As a somewhat-new member of the adult world, the magic of Christmastime seems to dwindle every passing year. The pressures that come with being in my early twenties have made December just another month on the calendar. Luckily, all of my Scrooge-like sentiments toward the holidays were whisked away this weekend by a five-hour fusion of symphonic pop-rock and Christmas cheer.

Dallas-based band The Polyphonic Spree turned The Majestic Theatre into a winter wonderland on Saturday for their 17th annual Holiday Extravaganza–and yes, it was as magical as one would imagine.

Girls dressed in elf costumes and toy soldier stilt-walkers ushered the concertgoers through the theater doors and into a psychedelic circus. In one corner of the foyer, a woman dressed in a milkmaid ensemble played old time Christmas tunes on her accordion, while a balloon artist stood across the way, twisting fun creations for the kids.
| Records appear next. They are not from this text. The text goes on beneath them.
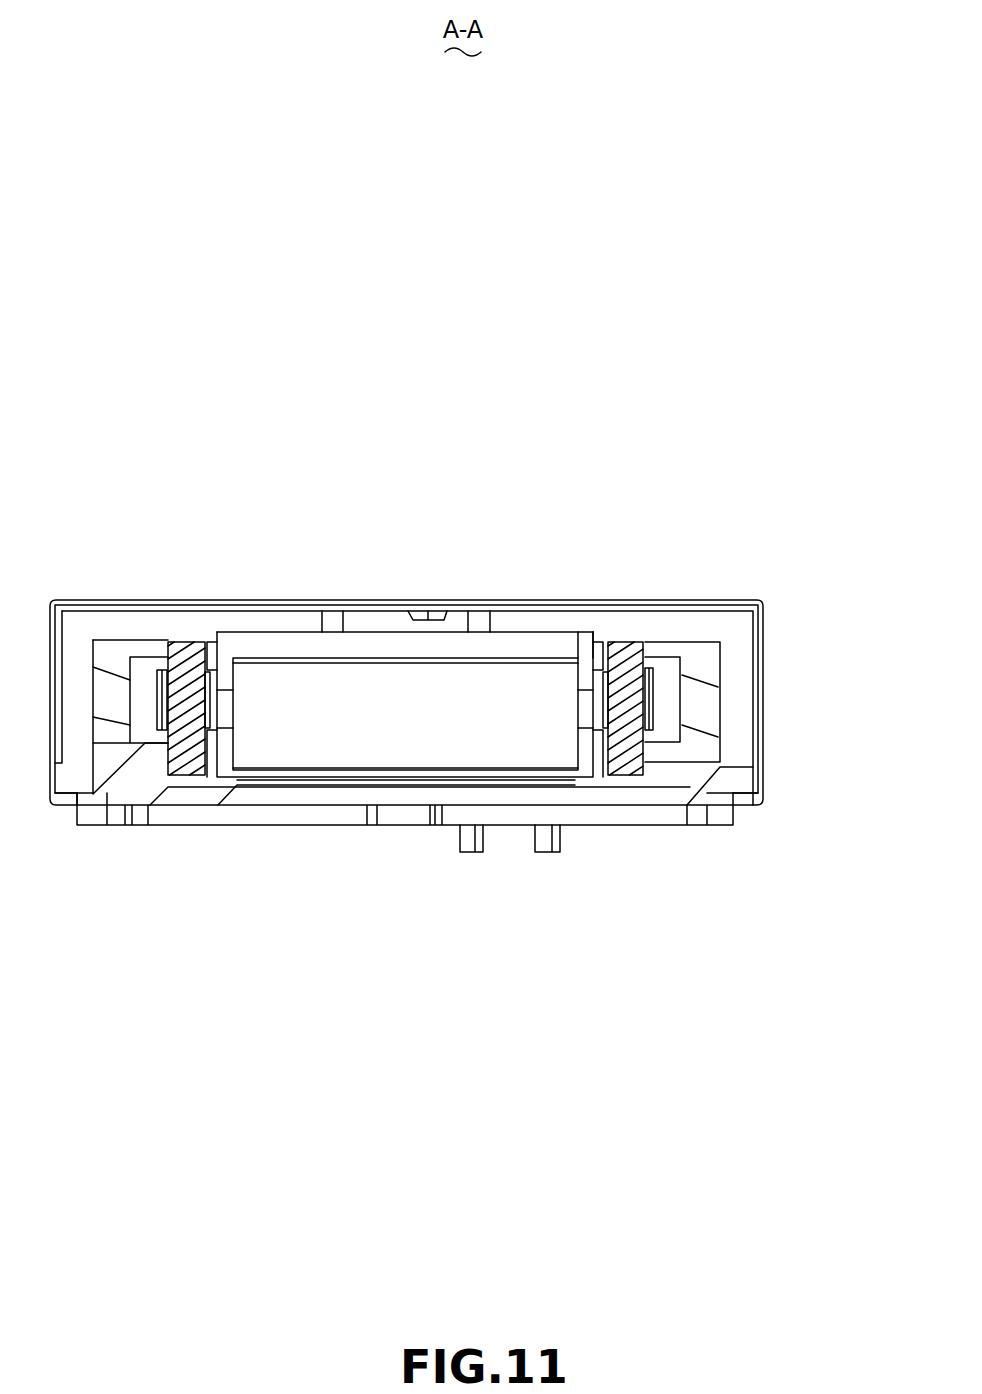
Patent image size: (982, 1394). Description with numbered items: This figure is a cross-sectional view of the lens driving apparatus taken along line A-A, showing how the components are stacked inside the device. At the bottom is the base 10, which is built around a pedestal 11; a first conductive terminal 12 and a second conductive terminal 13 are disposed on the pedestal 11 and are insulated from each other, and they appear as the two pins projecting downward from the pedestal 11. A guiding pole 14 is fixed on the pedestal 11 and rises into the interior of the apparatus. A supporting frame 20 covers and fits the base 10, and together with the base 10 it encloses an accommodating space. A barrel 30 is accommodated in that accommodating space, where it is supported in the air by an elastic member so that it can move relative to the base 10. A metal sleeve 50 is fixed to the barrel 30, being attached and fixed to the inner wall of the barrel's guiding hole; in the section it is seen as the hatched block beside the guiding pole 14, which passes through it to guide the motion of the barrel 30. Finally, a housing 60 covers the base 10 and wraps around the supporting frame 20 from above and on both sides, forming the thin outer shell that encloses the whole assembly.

The base 10 is at (405, 881).
The pedestal 11 is at (357, 813).
The first conductive terminal 12 is at (468, 840).
The second conductive terminal 13 is at (537, 867).
The guiding pole 14 is at (647, 728).
The supporting frame 20 is at (700, 703).
The barrel 30 is at (585, 670).
The metal sleeve 50 is at (647, 722).
The housing 60 is at (760, 622).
A bar was stationed between the two acts, providing liquid cheer for adult attendees.

The instant I entered the main stage area, I realized I was underdressed. My plastic holly earrings were no match for the festive apparel worn by my peers. Children and adults alike were decked in red and green getups, gilded in glitter and sequins, tacky Christmas sweaters, and light-up Santa hats.

Hordes of reindeer and snowman inflatables crowded the back of the stage. Any and all surfaces were wrapped in garland and tinsel. Two big confetti machines on either side of the stage released frequent flurries of white paper bits, mimicking a snowstorm. For one night, North Texas looked a lot like the North Pole.

I couldn’t help but chuckle when I saw Santa and Mrs. Claus waving to the audience from their seats in the balcony.

The show commenced with a parade of exotic animals from the Dallas Zoo, including an African black penguin and a particularly enchanting sloth named Lola, prompting oohs and aahs from the crowd.

Following the animals, two family-friendly musical acts, The Que Pastas and Gustafer Yellowgold, got the audience up on their feet as they played pun-filled acoustic jingles that resulted in roars of laughter among the kids in the audience.

The Polyphonic Spree’s front man, Tim DeLaughter, who looked like he walked straight out of Dickens’ A Christmas Carol, acted as MC for the night until his band took the stage for the main event.

Each member of The Polyphonic Spree was robed in their iconic white gowns and laurel wreaths, giving off a similar appearance to the cult-members in the 2019 horror film, Midsommar, but in a nice, Christmasy-way. The band played holiday classics, including rock-inspired-takes on “Christmastime Is Here” and “Let It Snow,” with the lyrics being projected on a large screen so the audience could sing along. Halfway through the set, DeLaughter invited all of the children to the stage to sing “Silent Night” to an audience of gushing adults, as if the show couldn’t get any more heartwarming.

After inducing several flashes of childlike euphoria, the holiday set finished, and following a brief interlude of side-performances, including the Dallas Tap Dazzlers, it was time for the rock set.

Sleepy children were escorted out and eager adults drew closer to the stage. The lights dimmed and the band re-entered, this time dressed in colorful choral robes. I could feel the sweet sound of wind instruments and the reverberations of percussion vibrate through my body as DeLaughter led the band through popular Polyphonic Spree hits, singing about the sun and the power of love.

As the clock struck midnight, confetti and balloons fell from the ceiling, closing out the extravaganza. As I exited the theatre after being handed a chocolate chip cookie and a glass of milk from the “volunteer elves,” I couldn’t help but smile. The Polyphonic Spree helped me, a stressed-out twenty-two-year-old, experience holiday magic like a kid again.